Мне стало немного не по себе от такой идиллии. Но у меня хватило ума промолчать. Мало ли, у кого какие фантазии. Пусть говорит, что хочет. Слова – это только слова.
– Ладно, – горько вздохнула Агата. – Что получилось, то уже получилось. Я всё время себе повторяю: лучше так, чем совсем никак.
Уткнулась в моё плечо, надолго умолкла. И вдруг сказала:
– А знаешь, даже хорошо, что я больше не могу забирать у тебя силу. Я сперва рассердилась, что ты от меня защищаешься, не доверяешь, хочешь всё сам решать. Но теперь рада. Ты правильно сделал. Пусть так и будет. Я не стану просить у тебя ещё – никогда, даже если сильно-сильно захочется совершить какое-нибудь великое чудо. Ничего, обойдусь без великих чудес. Зато ты постепенно привыкнешь больше не ждать подвоха. И может, однажды наконец-то поверишь, что нужен мне сам по себе, не ради какой-то выгоды. Просто чтобы был всегда. Лучше бы рядом со мной, конечно. Но можно и где-то ещё, просто так.
– Спасибо, это очень круто, – растерянно сказал я.
– Да при чём тут «спасибо», – отмахнулась она. – Я же не пытаюсь сказать тебе что-то приятное, а говорю, что на самом деле чувствую. Это разные вещи. За правду нет смысла благодарить. – И сердито добавила: – Между прочим, ты вообще не в моём вкусе! У тебя лицо какое-то невнятное, совершенно не подходящее для колдуна. И руки тонкие, как у девчонки. И совершенно дурацкие круглые глаза. Я бы на твоём месте всё переделала. Ты же умеешь внешность менять.

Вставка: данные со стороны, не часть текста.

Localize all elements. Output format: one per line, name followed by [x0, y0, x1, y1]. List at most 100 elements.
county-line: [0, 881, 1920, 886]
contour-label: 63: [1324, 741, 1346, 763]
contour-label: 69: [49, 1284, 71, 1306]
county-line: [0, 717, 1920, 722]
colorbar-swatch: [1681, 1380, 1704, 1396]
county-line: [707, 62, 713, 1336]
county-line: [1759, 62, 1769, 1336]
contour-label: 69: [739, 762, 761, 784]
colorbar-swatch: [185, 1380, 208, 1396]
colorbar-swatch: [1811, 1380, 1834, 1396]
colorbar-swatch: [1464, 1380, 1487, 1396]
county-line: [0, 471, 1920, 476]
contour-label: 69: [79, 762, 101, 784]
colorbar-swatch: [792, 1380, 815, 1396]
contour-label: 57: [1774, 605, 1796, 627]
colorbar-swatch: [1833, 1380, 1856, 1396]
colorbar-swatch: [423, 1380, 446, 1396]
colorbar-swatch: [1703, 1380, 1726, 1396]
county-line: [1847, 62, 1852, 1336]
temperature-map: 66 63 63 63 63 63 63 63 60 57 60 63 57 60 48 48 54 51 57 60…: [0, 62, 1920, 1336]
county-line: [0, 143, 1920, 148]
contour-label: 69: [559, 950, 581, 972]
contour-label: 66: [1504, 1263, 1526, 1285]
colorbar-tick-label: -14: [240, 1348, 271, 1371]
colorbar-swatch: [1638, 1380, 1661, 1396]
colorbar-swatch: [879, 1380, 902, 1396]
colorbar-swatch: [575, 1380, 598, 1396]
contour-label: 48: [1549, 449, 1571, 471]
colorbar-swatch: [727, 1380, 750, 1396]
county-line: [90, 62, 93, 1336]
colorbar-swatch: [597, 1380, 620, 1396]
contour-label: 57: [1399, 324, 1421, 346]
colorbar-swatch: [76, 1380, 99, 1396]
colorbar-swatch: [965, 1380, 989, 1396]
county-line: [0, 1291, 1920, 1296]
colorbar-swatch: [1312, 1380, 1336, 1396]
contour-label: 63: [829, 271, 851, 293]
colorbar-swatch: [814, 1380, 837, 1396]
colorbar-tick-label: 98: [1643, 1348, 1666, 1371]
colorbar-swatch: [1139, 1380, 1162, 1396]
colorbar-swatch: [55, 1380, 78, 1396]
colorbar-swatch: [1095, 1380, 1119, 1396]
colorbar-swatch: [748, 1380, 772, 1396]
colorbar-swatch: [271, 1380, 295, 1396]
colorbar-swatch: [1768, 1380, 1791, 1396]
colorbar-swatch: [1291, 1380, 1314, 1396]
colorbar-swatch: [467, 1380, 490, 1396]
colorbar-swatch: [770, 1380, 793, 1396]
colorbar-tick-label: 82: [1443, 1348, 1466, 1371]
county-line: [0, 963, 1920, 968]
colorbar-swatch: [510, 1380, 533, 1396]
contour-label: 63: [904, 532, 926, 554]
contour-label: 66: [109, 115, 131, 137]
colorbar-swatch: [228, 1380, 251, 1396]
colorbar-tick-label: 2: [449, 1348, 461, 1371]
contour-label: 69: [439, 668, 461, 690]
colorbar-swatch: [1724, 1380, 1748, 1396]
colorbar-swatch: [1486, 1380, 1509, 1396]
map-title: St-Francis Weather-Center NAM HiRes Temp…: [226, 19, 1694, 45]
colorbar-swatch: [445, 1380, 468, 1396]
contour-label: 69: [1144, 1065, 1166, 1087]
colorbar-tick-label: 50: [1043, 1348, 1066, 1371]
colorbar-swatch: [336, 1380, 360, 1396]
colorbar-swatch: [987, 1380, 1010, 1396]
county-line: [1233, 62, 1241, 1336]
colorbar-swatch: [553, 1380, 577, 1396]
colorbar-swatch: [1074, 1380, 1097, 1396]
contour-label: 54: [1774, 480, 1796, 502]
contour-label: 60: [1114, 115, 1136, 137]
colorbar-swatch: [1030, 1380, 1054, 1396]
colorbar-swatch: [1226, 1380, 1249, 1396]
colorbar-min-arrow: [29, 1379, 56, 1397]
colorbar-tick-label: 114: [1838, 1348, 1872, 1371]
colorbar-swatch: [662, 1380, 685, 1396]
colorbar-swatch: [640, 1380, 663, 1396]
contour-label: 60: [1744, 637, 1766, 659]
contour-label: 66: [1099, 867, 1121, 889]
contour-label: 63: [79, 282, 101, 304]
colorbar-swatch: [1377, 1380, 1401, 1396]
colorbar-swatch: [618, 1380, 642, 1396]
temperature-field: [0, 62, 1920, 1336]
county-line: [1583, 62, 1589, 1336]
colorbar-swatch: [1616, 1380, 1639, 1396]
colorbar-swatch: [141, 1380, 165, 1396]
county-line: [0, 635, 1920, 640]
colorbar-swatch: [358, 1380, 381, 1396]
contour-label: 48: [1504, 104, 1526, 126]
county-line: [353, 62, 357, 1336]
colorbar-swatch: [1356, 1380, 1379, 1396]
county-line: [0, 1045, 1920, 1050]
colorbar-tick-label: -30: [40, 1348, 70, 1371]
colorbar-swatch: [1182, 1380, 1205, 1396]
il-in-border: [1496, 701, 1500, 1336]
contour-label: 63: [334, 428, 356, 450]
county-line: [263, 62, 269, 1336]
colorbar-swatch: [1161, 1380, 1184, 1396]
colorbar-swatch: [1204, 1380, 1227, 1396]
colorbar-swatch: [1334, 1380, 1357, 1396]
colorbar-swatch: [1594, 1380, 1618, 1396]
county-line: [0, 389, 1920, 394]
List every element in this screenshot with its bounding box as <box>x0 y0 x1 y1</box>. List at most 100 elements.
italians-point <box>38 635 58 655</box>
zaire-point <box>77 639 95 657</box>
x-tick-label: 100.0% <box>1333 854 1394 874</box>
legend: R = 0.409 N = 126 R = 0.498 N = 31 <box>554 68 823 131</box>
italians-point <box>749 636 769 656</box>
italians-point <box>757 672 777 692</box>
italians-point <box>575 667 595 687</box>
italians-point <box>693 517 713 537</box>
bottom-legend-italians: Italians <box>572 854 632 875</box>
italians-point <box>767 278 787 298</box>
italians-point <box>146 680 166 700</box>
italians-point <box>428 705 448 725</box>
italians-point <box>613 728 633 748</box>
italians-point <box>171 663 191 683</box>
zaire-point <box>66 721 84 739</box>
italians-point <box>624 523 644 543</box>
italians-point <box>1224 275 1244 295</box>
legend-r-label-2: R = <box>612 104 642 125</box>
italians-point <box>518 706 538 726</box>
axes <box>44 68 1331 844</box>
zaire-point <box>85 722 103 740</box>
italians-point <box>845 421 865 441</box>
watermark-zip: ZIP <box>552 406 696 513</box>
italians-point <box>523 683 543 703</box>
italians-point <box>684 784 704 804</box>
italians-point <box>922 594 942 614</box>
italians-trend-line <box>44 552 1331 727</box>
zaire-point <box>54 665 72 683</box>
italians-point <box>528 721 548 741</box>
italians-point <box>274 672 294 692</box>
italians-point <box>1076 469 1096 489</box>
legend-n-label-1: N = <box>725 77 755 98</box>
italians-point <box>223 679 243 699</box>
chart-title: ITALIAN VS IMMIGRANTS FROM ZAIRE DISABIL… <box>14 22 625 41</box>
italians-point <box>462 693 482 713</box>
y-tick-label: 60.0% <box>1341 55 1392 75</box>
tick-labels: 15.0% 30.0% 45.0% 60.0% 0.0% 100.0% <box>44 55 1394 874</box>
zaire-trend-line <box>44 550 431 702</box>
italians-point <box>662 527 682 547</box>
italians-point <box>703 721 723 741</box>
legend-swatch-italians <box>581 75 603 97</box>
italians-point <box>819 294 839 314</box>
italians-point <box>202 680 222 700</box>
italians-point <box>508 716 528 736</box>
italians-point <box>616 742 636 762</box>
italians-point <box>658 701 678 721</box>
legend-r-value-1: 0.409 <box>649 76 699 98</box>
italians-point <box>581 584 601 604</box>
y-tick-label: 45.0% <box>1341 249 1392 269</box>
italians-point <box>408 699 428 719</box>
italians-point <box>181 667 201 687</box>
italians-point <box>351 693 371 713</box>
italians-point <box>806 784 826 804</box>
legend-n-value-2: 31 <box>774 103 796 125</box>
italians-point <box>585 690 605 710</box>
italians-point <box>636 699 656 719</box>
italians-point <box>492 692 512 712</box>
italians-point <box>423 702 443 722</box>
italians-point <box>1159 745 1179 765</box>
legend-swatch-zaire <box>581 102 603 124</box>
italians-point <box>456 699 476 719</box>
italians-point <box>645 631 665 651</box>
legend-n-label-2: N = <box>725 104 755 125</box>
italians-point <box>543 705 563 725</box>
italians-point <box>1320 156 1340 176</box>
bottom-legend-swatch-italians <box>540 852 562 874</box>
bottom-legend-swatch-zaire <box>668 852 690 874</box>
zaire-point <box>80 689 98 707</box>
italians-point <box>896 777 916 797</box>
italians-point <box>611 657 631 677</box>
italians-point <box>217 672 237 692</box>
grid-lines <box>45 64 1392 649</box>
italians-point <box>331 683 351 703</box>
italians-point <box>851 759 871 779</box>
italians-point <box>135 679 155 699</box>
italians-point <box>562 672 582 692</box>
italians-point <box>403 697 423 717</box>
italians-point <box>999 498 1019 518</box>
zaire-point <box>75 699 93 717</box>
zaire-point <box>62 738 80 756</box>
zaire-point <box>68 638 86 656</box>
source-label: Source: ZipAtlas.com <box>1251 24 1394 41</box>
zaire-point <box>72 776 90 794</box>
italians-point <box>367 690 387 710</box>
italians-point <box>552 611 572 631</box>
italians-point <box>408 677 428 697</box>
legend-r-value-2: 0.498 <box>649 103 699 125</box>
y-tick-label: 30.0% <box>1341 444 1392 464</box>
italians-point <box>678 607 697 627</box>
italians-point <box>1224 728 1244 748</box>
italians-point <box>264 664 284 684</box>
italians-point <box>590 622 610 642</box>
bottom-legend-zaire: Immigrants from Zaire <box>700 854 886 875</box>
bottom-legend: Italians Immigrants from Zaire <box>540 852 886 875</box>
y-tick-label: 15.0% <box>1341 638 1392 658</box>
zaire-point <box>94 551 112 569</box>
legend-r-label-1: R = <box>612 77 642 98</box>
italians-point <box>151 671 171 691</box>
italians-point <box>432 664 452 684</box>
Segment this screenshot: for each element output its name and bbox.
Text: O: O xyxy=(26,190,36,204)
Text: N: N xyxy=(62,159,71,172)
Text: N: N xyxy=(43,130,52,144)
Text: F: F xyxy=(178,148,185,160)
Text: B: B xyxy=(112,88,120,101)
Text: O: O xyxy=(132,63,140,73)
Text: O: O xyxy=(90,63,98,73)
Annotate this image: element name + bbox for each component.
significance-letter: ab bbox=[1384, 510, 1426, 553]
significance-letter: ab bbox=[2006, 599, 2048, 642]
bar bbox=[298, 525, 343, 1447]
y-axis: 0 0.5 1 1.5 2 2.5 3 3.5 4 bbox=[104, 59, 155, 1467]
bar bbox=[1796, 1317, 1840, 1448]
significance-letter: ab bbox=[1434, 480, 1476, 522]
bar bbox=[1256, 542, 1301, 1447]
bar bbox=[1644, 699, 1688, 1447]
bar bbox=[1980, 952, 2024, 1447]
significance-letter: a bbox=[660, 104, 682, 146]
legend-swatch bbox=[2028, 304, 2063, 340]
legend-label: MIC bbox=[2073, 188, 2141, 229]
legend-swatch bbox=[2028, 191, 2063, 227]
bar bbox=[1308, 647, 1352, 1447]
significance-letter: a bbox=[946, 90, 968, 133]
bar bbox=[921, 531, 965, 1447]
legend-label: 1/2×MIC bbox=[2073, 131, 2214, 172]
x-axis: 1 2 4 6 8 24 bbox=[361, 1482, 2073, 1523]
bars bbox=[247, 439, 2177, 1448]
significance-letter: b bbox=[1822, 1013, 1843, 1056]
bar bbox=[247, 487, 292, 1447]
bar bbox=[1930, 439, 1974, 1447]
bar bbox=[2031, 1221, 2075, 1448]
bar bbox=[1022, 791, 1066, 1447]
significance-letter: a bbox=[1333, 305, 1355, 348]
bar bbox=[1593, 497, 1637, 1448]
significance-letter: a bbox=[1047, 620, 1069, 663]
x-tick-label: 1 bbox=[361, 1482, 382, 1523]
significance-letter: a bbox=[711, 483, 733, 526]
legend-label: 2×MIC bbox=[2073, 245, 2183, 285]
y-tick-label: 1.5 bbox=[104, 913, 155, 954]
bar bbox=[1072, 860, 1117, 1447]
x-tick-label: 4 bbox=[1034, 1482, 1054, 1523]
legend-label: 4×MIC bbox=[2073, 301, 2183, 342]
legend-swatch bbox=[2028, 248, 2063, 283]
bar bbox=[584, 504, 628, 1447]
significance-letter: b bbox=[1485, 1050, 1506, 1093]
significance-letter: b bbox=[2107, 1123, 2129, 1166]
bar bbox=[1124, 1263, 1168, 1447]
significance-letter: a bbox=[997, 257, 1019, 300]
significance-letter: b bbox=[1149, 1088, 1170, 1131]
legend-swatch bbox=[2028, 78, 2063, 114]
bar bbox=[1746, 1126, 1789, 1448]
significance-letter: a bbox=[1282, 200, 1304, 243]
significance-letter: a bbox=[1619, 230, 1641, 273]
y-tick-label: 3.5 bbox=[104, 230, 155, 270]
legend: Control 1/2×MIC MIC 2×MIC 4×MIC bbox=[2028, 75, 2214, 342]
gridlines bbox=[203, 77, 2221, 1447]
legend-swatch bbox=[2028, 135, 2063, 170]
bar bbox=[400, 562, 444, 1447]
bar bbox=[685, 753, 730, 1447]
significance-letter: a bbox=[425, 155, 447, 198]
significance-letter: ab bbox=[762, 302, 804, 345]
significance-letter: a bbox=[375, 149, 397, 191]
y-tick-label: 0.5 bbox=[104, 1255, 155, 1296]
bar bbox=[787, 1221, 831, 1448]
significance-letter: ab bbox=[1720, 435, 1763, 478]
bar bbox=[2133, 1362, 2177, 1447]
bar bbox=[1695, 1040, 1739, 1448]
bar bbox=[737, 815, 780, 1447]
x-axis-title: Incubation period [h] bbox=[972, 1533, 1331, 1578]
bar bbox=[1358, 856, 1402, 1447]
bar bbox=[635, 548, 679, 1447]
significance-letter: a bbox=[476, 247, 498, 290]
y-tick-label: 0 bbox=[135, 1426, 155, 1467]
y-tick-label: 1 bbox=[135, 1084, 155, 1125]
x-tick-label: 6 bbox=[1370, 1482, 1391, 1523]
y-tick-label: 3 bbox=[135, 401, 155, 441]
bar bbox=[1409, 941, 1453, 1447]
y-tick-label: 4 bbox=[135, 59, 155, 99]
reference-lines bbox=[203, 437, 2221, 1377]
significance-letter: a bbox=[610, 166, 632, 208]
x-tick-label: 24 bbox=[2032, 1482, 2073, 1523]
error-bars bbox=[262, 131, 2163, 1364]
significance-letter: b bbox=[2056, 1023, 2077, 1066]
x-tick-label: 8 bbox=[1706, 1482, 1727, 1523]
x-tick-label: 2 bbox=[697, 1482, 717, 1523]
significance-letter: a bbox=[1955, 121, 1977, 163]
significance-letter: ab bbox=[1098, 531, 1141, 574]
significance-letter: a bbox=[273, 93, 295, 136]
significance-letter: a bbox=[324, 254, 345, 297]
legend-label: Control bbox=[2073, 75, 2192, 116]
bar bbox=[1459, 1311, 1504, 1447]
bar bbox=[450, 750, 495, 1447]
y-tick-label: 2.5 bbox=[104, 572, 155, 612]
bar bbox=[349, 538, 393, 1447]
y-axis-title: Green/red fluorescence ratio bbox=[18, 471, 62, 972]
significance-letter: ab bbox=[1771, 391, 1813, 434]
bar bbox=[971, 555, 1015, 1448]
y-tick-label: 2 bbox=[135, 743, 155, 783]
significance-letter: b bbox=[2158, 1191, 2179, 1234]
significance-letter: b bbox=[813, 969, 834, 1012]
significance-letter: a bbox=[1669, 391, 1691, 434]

От неожиданности я рассмеялся.
– Ну здрасте! А зачем тебе тогда надо, чтобы я был всегда?
– Сама не знаю, – серьёзно сказала Агата. – Никогда такого не было, чтобы какой-то посторонний человек был мне нужен чуть ли не больше, чем я сама. Так же сильно, как любой из моих волшебных миров, или даже как все они сразу. Может быть, потому, что такого странного человека с такой удивительной жизнью ни за что не смогла бы придумать. И при этом хотела бы стать таким человеком сама. А может быть, просто потому, что других людей для меня не осталось. А ты есть, сэр Макс.
Она впервые назвала меня по имени, и это прозвучало так странно, что я почувствовал себя самозванцем. Как будто, пока я еду в этом призрачном поезде, сижу, обнявшись с мёртвой Агатой, я – никто и ничто, безымянное наваждение. Но это, конечно, было не так. Может, фантазия у меня действительно так себе, зато воображение буйное, как перепившаяся команда пиратского корабля. Таким, как я, даже страшных сказок на ночь нельзя рассказывать, не то что в призрачные поезда пускать.
Но тут Агата затормошила меня:
– Смотри, смотри! Это Звёздные башни Ройвана! Они примерно такие же, как мой поезд, их строят мёртвые для своих живых, чтобы те не грустили без них, из чистого звёздного света, другие материалы им не доступны. Каждый мёртвый приносит всего одну каплю света, потом уходит навек. Но Ройван – древняя империя. И густонаселённая. Поэтому башен уже семнадцать.